[
https://issues.apache.org/jira/browse/STANBOL-1326?page=com.atlassian.jira.plugin.system.issuetabpanels:all-tabpanel
]
Rupert Westenthaler updated STANBOL-1326:
-----------------------------------------
Fix Version/s: (was: 1.0.0)
2.0.0
> Stanbol Enhancer 2.0 API
> ------------------------
>
> Key: STANBOL-1326
> URL: https://issues.apache.org/jira/browse/STANBOL-1326
> Project: Stanbol
> Issue Type: Epic
> Components: Enhancement Engines, Enhancer
> Reporter: Rupert Westenthaler
> Assignee: Rupert Westenthaler
> Fix For: 2.0.0
>
>
> h2. Enhancer API v1.0
> =================
> This describes changes and addition to the Stanbol Enhancer API with version
> 1.0.
> Main Features of the new API are
> * Clear separation between
> *# the content and analysis results
> *# metadata and state of the enhancement process
> * Support for
> [EnhancementProperties](https://issues.apache.org/jira/browse/STANBOL-488)
> (_Note_: light weight version is also supported started from `0.12.1` - see
> [STANBOL-1280](https://issues.apache.org/jira/browse/STANBOL-1280) for
> details) EnhancementProperties can be used for Enhancement Chain /
> ExecutionPlan specific parameters as well as Request specific parameters.
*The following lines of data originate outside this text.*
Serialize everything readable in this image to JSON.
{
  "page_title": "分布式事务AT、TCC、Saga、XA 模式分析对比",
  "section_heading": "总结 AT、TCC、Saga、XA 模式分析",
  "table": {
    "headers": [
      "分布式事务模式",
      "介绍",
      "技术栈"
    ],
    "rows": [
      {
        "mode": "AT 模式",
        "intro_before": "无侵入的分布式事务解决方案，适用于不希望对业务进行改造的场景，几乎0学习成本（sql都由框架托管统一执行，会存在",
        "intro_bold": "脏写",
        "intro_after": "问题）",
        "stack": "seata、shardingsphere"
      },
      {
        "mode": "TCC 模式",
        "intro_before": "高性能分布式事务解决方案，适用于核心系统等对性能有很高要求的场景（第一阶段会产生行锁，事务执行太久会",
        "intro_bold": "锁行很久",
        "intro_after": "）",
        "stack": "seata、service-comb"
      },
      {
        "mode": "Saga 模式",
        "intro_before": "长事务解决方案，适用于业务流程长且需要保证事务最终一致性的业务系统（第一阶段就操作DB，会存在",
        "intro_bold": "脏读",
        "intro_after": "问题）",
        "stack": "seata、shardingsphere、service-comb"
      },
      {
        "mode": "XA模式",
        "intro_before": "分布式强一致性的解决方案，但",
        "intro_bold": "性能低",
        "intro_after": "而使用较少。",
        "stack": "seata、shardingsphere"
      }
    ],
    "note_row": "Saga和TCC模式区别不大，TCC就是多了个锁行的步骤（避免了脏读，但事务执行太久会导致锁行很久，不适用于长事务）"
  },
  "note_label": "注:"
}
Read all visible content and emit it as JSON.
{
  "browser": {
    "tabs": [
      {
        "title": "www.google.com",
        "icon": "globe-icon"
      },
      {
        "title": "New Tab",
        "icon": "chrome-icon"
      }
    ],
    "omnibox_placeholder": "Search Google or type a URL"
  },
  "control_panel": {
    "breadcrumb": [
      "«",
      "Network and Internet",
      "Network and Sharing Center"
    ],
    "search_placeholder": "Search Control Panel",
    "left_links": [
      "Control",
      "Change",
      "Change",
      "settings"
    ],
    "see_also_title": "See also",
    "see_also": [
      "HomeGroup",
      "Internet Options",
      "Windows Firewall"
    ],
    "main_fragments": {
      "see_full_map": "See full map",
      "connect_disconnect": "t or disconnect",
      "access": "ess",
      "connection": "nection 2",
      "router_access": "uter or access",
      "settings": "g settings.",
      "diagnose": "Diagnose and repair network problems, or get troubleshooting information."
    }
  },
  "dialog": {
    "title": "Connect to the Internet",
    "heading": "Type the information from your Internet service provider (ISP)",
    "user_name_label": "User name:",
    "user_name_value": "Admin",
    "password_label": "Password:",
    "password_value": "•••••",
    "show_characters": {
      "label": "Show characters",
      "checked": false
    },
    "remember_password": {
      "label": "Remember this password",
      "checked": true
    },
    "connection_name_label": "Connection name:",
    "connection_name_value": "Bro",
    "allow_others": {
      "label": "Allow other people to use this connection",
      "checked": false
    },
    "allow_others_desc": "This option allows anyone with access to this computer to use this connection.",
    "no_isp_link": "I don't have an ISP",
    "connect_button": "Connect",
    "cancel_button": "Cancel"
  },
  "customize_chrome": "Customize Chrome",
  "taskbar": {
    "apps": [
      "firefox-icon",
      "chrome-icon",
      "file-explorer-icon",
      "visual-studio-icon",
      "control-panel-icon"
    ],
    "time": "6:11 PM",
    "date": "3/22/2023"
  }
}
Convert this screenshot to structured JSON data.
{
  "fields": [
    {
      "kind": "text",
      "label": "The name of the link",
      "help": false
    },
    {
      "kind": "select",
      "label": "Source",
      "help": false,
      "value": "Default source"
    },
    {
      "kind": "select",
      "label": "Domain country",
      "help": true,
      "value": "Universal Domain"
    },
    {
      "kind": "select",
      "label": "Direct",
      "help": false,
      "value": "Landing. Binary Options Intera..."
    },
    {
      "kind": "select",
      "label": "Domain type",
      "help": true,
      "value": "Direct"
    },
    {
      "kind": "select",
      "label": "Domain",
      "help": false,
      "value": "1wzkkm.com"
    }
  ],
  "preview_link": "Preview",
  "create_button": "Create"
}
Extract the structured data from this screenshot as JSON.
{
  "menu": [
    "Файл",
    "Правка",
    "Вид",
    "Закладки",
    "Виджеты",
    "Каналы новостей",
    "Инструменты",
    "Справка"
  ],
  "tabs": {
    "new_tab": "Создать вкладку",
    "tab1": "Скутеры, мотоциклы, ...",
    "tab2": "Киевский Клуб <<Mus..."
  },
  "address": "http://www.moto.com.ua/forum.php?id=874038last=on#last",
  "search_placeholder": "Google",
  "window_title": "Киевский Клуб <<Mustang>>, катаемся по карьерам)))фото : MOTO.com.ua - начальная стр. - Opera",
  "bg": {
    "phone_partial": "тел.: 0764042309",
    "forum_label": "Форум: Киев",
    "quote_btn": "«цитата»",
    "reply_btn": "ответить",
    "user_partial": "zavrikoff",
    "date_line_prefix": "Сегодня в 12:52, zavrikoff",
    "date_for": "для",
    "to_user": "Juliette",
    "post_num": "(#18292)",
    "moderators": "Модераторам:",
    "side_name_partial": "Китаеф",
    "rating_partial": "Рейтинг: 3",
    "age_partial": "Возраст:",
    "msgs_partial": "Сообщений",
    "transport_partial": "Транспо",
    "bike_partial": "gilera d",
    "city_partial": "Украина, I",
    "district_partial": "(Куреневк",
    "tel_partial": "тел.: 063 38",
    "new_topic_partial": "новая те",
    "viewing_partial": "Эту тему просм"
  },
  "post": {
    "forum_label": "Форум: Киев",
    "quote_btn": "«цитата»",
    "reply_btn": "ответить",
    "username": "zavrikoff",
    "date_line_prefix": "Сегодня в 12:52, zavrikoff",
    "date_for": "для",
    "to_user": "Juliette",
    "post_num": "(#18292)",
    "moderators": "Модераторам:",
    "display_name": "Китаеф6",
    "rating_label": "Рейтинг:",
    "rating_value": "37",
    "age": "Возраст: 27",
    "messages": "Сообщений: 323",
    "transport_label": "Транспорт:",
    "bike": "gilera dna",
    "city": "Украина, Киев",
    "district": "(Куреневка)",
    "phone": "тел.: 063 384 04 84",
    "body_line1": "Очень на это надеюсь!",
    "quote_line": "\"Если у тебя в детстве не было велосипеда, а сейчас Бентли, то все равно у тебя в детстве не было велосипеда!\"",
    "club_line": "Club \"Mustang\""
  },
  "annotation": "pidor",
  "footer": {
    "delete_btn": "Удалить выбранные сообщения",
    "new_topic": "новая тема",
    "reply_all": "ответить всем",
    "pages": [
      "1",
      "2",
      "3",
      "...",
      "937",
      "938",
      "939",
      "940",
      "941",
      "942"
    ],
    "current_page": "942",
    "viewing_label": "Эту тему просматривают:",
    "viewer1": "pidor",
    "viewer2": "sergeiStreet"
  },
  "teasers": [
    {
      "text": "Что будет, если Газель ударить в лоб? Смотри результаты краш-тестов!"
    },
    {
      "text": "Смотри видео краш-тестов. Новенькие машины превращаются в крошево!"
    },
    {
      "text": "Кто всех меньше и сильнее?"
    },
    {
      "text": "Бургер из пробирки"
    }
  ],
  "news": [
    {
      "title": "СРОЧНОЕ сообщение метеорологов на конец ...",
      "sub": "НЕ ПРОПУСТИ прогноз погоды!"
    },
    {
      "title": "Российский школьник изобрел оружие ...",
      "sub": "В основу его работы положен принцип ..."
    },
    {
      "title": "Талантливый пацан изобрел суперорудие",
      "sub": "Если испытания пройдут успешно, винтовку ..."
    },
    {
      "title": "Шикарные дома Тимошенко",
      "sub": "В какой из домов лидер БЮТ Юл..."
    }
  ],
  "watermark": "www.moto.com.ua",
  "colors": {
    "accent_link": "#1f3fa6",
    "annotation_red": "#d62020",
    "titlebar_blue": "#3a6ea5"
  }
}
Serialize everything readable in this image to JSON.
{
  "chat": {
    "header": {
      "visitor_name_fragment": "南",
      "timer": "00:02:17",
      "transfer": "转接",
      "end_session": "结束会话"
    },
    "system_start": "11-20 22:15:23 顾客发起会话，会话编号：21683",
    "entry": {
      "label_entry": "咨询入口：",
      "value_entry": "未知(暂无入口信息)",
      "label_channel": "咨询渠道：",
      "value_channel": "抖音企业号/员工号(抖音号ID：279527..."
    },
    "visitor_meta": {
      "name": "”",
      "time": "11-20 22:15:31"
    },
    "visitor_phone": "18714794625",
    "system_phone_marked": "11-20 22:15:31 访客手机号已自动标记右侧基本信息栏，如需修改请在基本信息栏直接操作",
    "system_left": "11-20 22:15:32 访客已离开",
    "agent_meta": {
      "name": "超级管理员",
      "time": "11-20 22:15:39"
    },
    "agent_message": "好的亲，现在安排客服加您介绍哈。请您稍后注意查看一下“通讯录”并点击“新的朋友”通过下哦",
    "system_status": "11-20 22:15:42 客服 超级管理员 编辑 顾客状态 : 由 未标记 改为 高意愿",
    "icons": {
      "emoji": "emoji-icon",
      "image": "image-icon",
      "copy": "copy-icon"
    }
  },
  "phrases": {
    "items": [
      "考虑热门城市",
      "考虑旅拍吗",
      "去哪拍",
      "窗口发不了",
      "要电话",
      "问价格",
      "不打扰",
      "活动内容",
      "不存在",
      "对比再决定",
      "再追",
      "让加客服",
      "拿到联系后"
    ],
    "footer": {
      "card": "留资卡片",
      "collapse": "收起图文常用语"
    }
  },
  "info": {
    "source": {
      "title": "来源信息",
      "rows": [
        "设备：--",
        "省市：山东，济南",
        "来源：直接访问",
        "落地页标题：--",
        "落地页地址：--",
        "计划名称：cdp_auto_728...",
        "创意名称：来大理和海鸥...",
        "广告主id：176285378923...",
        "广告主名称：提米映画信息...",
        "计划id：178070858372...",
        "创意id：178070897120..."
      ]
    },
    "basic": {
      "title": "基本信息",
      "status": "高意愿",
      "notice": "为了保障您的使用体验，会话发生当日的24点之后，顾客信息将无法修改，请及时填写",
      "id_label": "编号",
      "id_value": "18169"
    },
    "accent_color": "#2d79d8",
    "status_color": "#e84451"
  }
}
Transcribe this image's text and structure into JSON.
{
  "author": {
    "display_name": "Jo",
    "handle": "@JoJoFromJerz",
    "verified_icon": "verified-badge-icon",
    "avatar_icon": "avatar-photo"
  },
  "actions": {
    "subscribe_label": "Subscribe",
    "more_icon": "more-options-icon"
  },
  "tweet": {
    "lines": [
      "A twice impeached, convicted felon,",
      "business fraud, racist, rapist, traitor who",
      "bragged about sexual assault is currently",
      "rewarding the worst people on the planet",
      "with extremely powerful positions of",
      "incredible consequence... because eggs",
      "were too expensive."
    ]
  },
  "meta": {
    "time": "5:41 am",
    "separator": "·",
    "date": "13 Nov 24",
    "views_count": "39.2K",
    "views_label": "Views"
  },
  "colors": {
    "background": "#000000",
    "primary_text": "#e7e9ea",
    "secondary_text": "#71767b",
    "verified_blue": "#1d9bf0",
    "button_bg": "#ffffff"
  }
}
> Typical use cases include: Parsing of credentials for remote services; the
> configuration of dereferenced fields, minimum confidence values, ...
> * Low level support for [Enhancement
> Workflows](https://issues.apache.org/jira/browse/STANBOL-1008): The new API
> will allow to create `EnhancementJobs` directly based on RDF
> [ExecutionPlans](https://stanbol.apache.org/docs/trunk/components/enhancer/chains/ExecutionPlan)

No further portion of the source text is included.